2 . The computer-implemented method of claim 1 , wherein performing the search for the information includes:
obtaining a plurality of search results; and filtering the plurality of search results using a Large Language Model (LLM) to identify the one or more search results.
3 . The computer-implemented method of claim 2 , wherein the LLM is trained using transcripts of previous communication sessions associated with the first participant, and wherein filtering the plurality of search results using the LLM comprises:
instructing the LLM to filter the plurality of search results based on the transcripts of the previous communication sessions.
4 . The computer-implemented method of claim 1 , wherein determining that the uncertainty level among the plurality of participants is above the threshold level comprises:
using a first machine learning model to identify patterns and/or behaviors associated with the plurality of participants that are indicative of uncertainty; quantifying the patterns and/or behaviors to identify the uncertainty level; and comparing the uncertainty level to the threshold level.
5 . The computer-implemented method of claim 4 , wherein the patterns and/or behaviors include an increased usage of filler words, an indication of a hesitation, and/or an indication of confusion.
6 . The computer-implemented method of claim 4 , wherein using the first machine learning model to identify the patterns and/or behaviors comprises:
obtaining audio data and/or video data associated with the online videoconference; dividing the audio data and/or video data into segments; transmitting the segments to a second machine learning model to generate high dimensional representations of the audio data and/or the video data; and transmitting the high dimensional representations of the audio data and/or the video data to the first machine learning model to identify the patterns and/or behaviors.
7 . The computer-implemented method of claim 1 , further comprising:
obtaining feedback associated with the one or more search results from one or more of the plurality of participants; and using the feedback for performing one or more subsequent searches.
8 . (canceled)
9 . An apparatus comprising:
a memory; a network interface configured to enable network communication; and a processor, wherein the processor is configured to perform operations comprising:
identifying, from a first participant of a plurality of participants in an online videoconference, a request for information from one or more second participants of the plurality of participants;
determining, in response to the request for information, that an uncertainty level associated with the one or more second participants is above a threshold level;
performing, based on identifying that the uncertainty level is above the threshold level, a search for the information in one or more data stores using keywords associated with a topic being discussed when the request for information was identified; and
presenting one or more search results associated with the information in a user interface of the online videoconference for display to each of the plurality of participants while the online videoconference is occurring.

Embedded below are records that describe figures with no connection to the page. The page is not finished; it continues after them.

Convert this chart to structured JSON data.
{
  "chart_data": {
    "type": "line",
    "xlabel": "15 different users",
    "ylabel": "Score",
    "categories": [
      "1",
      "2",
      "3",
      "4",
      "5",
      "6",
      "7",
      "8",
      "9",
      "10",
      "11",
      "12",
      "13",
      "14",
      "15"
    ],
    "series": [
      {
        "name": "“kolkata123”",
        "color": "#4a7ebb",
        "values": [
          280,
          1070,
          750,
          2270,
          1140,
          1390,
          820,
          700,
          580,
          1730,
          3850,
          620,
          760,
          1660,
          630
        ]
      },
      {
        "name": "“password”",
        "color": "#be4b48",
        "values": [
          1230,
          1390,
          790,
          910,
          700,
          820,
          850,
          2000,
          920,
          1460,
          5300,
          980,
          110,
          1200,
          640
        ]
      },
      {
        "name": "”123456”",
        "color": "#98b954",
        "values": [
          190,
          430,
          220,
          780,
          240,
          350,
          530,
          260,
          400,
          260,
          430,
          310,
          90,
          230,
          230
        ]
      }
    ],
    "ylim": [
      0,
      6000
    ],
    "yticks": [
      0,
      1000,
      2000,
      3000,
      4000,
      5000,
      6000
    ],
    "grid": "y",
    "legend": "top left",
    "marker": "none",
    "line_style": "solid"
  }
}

10 . The apparatus of claim 9 , wherein, when performing the search for the information, the processor is configured to perform operations comprising:
searching the one or more data stores based on the request for the information; obtaining a plurality of search results; and filtering the plurality of search results using a Large Language Model (LLM) to identify the one or more search results.
11 . The apparatus of claim 10 , wherein the LLM is trained using transcripts of previous communication sessions associated with the first participant, and wherein, when filtering the plurality of search results using the LLM, the processor is configured to perform operations comprising:
instructing the LLM to filter the plurality of search results based on the transcripts of the previous communication sessions.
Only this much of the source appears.